In article <24244@shemp.CS.UCLA.EDU> pierce@cs.ucla.edu (Brad Pierce) writes:
$In article <8905241845.AA02829@zohar> jar@zurich.ai.mit.edu writes:
$>It doesn't make sense to specify that the object to be returned should
$>be unspecified.  It seems to me that if some specific object is to be
$>specified, then it should be a specific object, not an unspecific one.
$>Besides, if we specify what object should be returned, then that
$>object will no longer be unspecified.
$When a procedure is applied to valid input and the result is unspecified,
$valuable information is lost.  I am suggesting removing the possibility of
$leaving unspecified the result of valid procedure applications. I am also
$suggesting that there be a special object which represents the important
$information which is currently discarded. Practical benefits aside, I 
$simply find it aesthetically unpleasant to pass around values which have no
$information content, when an alternative approach is possible.

The above (Brad's posting, not jar's) goes against the principle of
orthogonality in Scheme's choice of primitives and core syntax. Let me
see if I can explain the violation in a "few" words. 

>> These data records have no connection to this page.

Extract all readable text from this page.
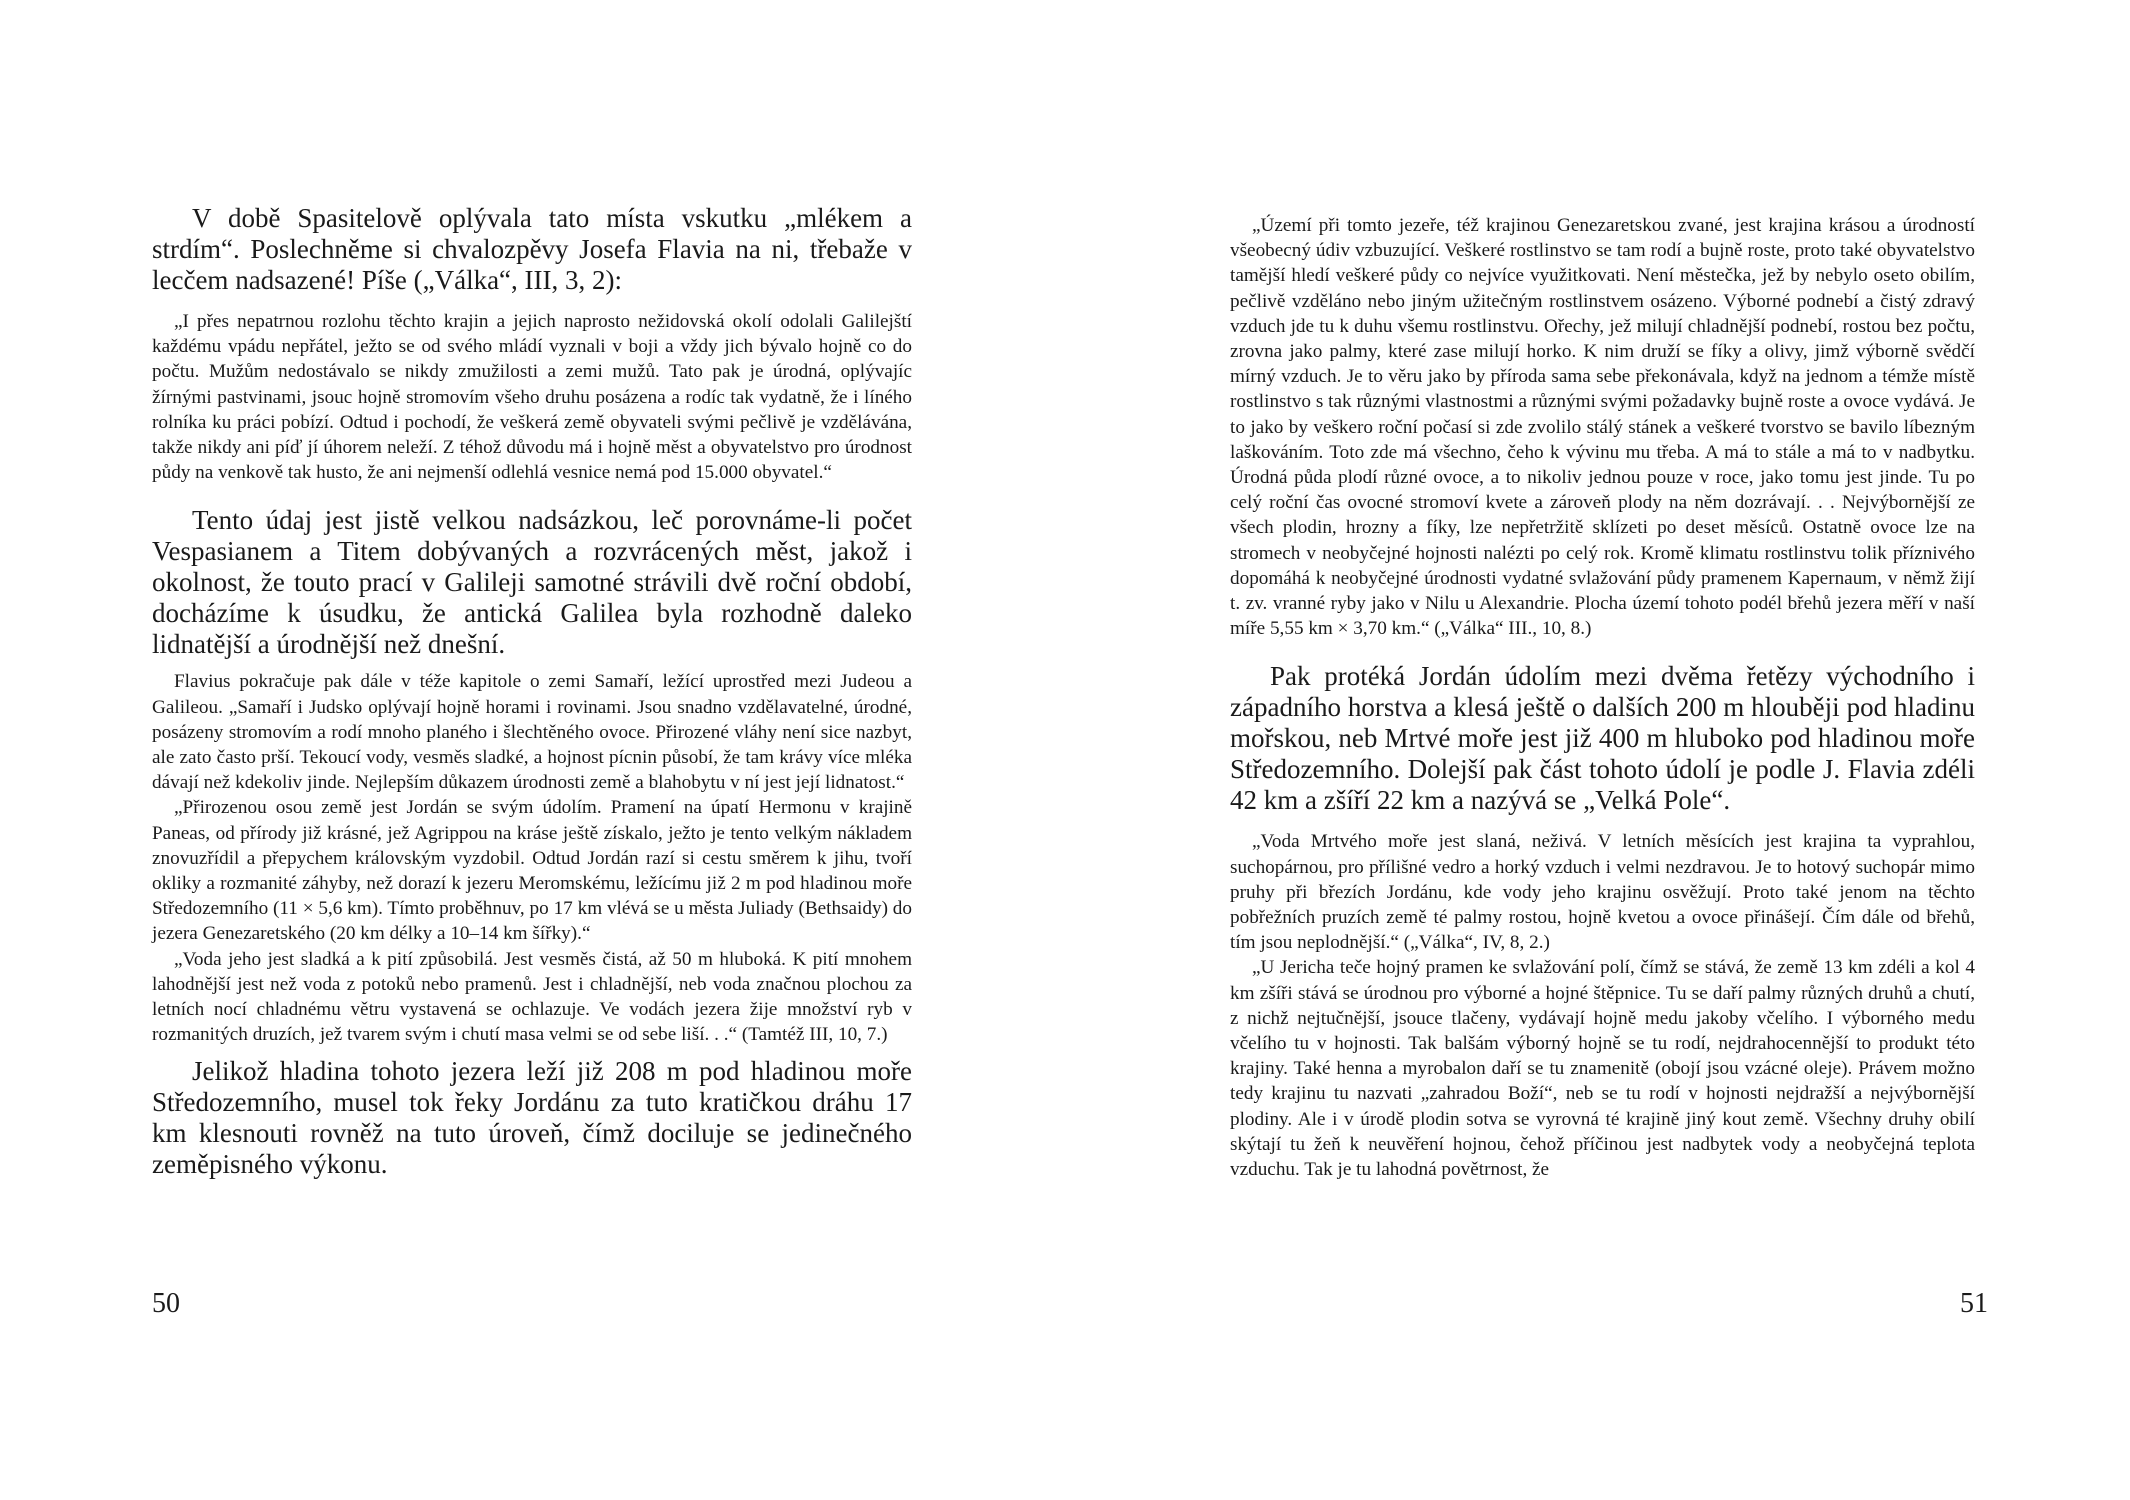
V době Spasitelově oplývala tato místa vskutku „mlékem a strdím“. Poslechněme si chvalozpěvy Josefa Flavia na ni, třebaže v lecčem nadsazené! Píše („Válka“, III, 3, 2):

„I přes nepatrnou rozlohu těchto krajin a jejich naprosto nežidovská okolí odolali Galilejští každému vpádu nepřátel, ježto se od svého mládí vyznali v boji a vždy jich bývalo hojně co do počtu. Mužům nedostávalo se nikdy zmužilosti a zemi mužů. Tato pak je úrodná, oplývajíc žírnými pastvinami, jsouc hojně stromovím všeho druhu posázena a rodíc tak vydatně, že i líného rolníka ku práci pobízí. Odtud i pochodí, že veškerá země obyvateli svými pečlivě je vzdělávána, takže nikdy ani píď jí úhorem neleží. Z téhož důvodu má i hojně měst a obyvatelstvo pro úrodnost půdy na venkově tak husto, že ani nejmenší odlehlá vesnice nemá pod 15.000 obyvatel.“

Tento údaj jest jistě velkou nadsázkou, leč porovnáme-li počet Vespasianem a Titem dobývaných a rozvrácených měst, jakož i okolnost, že touto prací v Galileji samotné strávili dvě roční období, docházíme k úsudku, že antická Galilea byla rozhodně daleko lidnatější a úrodnější než dnešní.

Flavius pokračuje pak dále v téže kapitole o zemi Samaří, ležící uprostřed mezi Judeou a Galileou. „Samaří i Judsko oplývají hojně horami i rovinami. Jsou snadno vzdělavatelné, úrodné, posázeny stromovím a rodí mnoho planého i šlechtěného ovoce. Přirozené vláhy není sice nazbyt, ale zato často prší. Tekoucí vody, vesměs sladké, a hojnost pícnin působí, že tam krávy více mléka dávají než kdekoliv jinde. Nejlepším důkazem úrodnosti země a blahobytu v ní jest její lidnatost.“

„Přirozenou osou země jest Jordán se svým údolím. Pramení na úpatí Hermonu v krajině Paneas, od přírody již krásné, jež Agrippou na kráse ještě získalo, ježto je tento velkým nákladem znovuzřídil a přepychem královským vyzdobil. Odtud Jordán razí si cestu směrem k jihu, tvoří okliky a rozmanité záhyby, než dorazí k jezeru Meromskému, ležícímu již 2 m pod hladinou moře Středozemního (11 × 5,6 km). Tímto proběhnuv, po 17 km vlévá se u města Juliady (Bethsaidy) do jezera Genezaretského (20 km délky a 10–14 km šířky).“

„Voda jeho jest sladká a k pití způsobilá. Jest vesměs čistá, až 50 m hluboká. K pití mnohem lahodnější jest než voda z potoků nebo pramenů. Jest i chladnější, neb voda značnou plochou za letních nocí chladnému větru vystavená se ochlazuje. Ve vodách jezera žije množství ryb v rozmanitých druzích, jež tvarem svým i chutí masa velmi se od sebe liší. . .“ (Tamtéž III, 10, 7.)

Jelikož hladina tohoto jezera leží již 208 m pod hladinou moře Středozemního, musel tok řeky Jordánu za tuto kratičkou dráhu 17 km klesnouti rovněž na tuto úroveň, čímž dociluje se jedinečného zeměpisného výkonu.

50

„Území při tomto jezeře, též krajinou Genezaretskou zvané, jest krajina krásou a úrodností všeobecný údiv vzbuzující. Veškeré rostlinstvo se tam rodí a bujně roste, proto také obyvatelstvo tamější hledí veškeré půdy co nejvíce využitkovati. Není městečka, jež by nebylo oseto obilím, pečlivě vzděláno nebo jiným užitečným rostlinstvem osázeno. Výborné podnebí a čistý zdravý vzduch jde tu k duhu všemu rostlinstvu. Ořechy, jež milují chladnější podnebí, rostou bez počtu, zrovna jako palmy, které zase milují horko. K nim druží se fíky a olivy, jimž výborně svědčí mírný vzduch. Je to věru jako by příroda sama sebe překonávala, když na jednom a témže místě rostlinstvo s tak různými vlastnostmi a různými svými požadavky bujně roste a ovoce vydává. Je to jako by veškero roční počasí si zde zvolilo stálý stánek a veškeré tvorstvo se bavilo líbezným laškováním. Toto zde má všechno, čeho k vývinu mu třeba. A má to stále a má to v nadbytku. Úrodná půda plodí různé ovoce, a to nikoliv jednou pouze v roce, jako tomu jest jinde. Tu po celý roční čas ovocné stromoví kvete a zároveň plody na něm dozrávají. . . Nejvýbornější ze všech plodin, hrozny a fíky, lze nepřetržitě sklízeti po deset měsíců. Ostatně ovoce lze na stromech v neobyčejné hojnosti nalézti po celý rok. Kromě klimatu rostlinstvu tolik příznivého dopomáhá k neobyčejné úrodnosti vydatné svlažování půdy pramenem Kapernaum, v němž žijí t. zv. vranné ryby jako v Nilu u Alexandrie. Plocha území tohoto podél břehů jezera měří v naší míře 5,55 km × 3,70 km.“ („Válka“ III., 10, 8.)

Pak protéká Jordán údolím mezi dvěma řetězy východního i západního horstva a klesá ještě o dalších 200 m hlouběji pod hladinu mořskou, neb Mrtvé moře jest již 400 m hluboko pod hladinou moře Středozemního. Dolejší pak část tohoto údolí je podle J. Flavia zdéli 42 km a zšíří 22 km a nazývá se „Velká Pole“.

„Voda Mrtvého moře jest slaná, neživá. V letních měsících jest krajina ta vyprahlou, suchopárnou, pro přílišné vedro a horký vzduch i velmi nezdravou. Je to hotový suchopár mimo pruhy při březích Jordánu, kde vody jeho krajinu osvěžují. Proto také jenom na těchto pobřežních pruzích země té palmy rostou, hojně kvetou a ovoce přinášejí. Čím dále od břehů, tím jsou neplodnější.“ („Válka“, IV, 8, 2.)

„U Jericha teče hojný pramen ke svlažování polí, čímž se stává, že země 13 km zdéli a kol 4 km zšíři stává se úrodnou pro výborné a hojné štěpnice. Tu se daří palmy různých druhů a chutí, z nichž nejtučnější, jsouce tlačeny, vydávají hojně medu jakoby včelího. I výborného medu včelího tu v hojnosti. Tak balšám výborný hojně se tu rodí, nejdrahocennější to produkt této krajiny. Také henna a myrobalon daří se tu znamenitě (obojí jsou vzácné oleje). Právem možno tedy krajinu tu nazvati „zahradou Boží“, neb se tu rodí v hojnosti nejdražší a nejvýbornější plodiny. Ale i v úrodě plodin sotva se vyrovná té krajině jiný kout země. Všechny druhy obilí skýtají tu žeň k neuvěření hojnou, čehož příčinou jest nadbytek vody a neobyčejná teplota vzduchu. Tak je tu lahodná povětrnost, že

51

Each expression in Scheme returns a value, since Scheme is an
expression-oriented language. However the reason behind a primitive
procedure or a core syntax may not always be manifested in the value
produced by an expression using this primitive procedure or core
syntax. Some of these primitives may be there for producing
side-effects, e.g., set! or print. (Expressions using these primitives
are usually called "commands" in other languages.) The main point of
these primitives being the side-effect, it is not fair to burden them
with any responsibility other than their main goal. Ergo, they are
free to return an unspecified object.

The reason why Standards specify "unspecifiedness" (this is not
necessarily oxymoronic) is that they don't want someone to write
programs making use of the value returned by these command-type
primitives. Such a program is making use of a coincidental and totally
ad hoc (i.e., one with no semantic(s) underpinning) piece of
information, and as such, very likely requires rewriting.

(BTW, I don't understand how "specifying" the "unspecified-object"
facilitates debugging, as has been claimed by two posters.)

It may be that the gulfs will wash us down;
It may be we shall touch the Happy Isles.